I'm lucky to have two careers that really complement each other. You don’t need to be a musician to fund-raise at a music conservatory; my co-workers come from a variety of backgrounds. But I’m able to converse with our donors and write grant proposals rather easily because I love and know what I’m talking about. 

Oboists are also known for being neurotic. This may explain why I enjoy putting together complex grant proposals to bureaucratic organizations such as The Pew Charitable Trusts or Pennsylvania Council on the Arts.

Working in arts administration gives me great appreciation for all that goes into making a performance happen. I think it helps with my perspective on playing, too. Since it’s not my sole source of income, I’m able to pick and choose jobs that are meaningful to me. When I am doing them, I feel very fortunate because I spend so much of my time sitting at a desk.

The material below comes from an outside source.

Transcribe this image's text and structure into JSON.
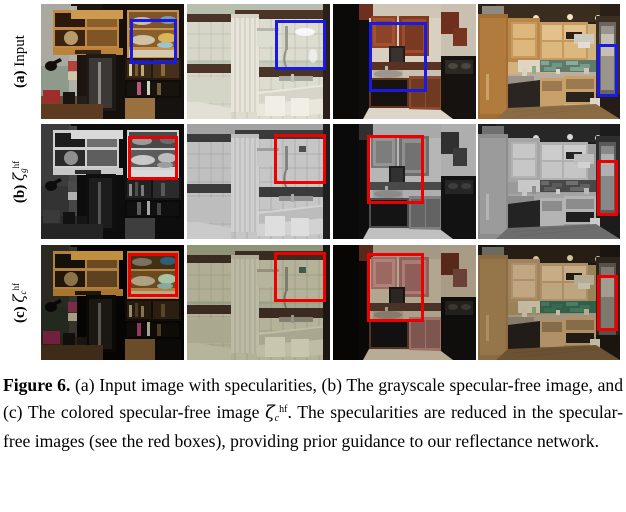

My whole life is dedicated to music, even though I'm doing other things with it besides just playing the oboe. When I first started working professionally, I thought it was going to be impossible to do two different careers for very long because the oboe is so unforgiving and difficult. 

After several years of living my "double life" -- and by meeting a lot of amazing people through my jobs and this blog -- I have learned that there are many hours in the day, and if you manage your time you can accomplish a lot.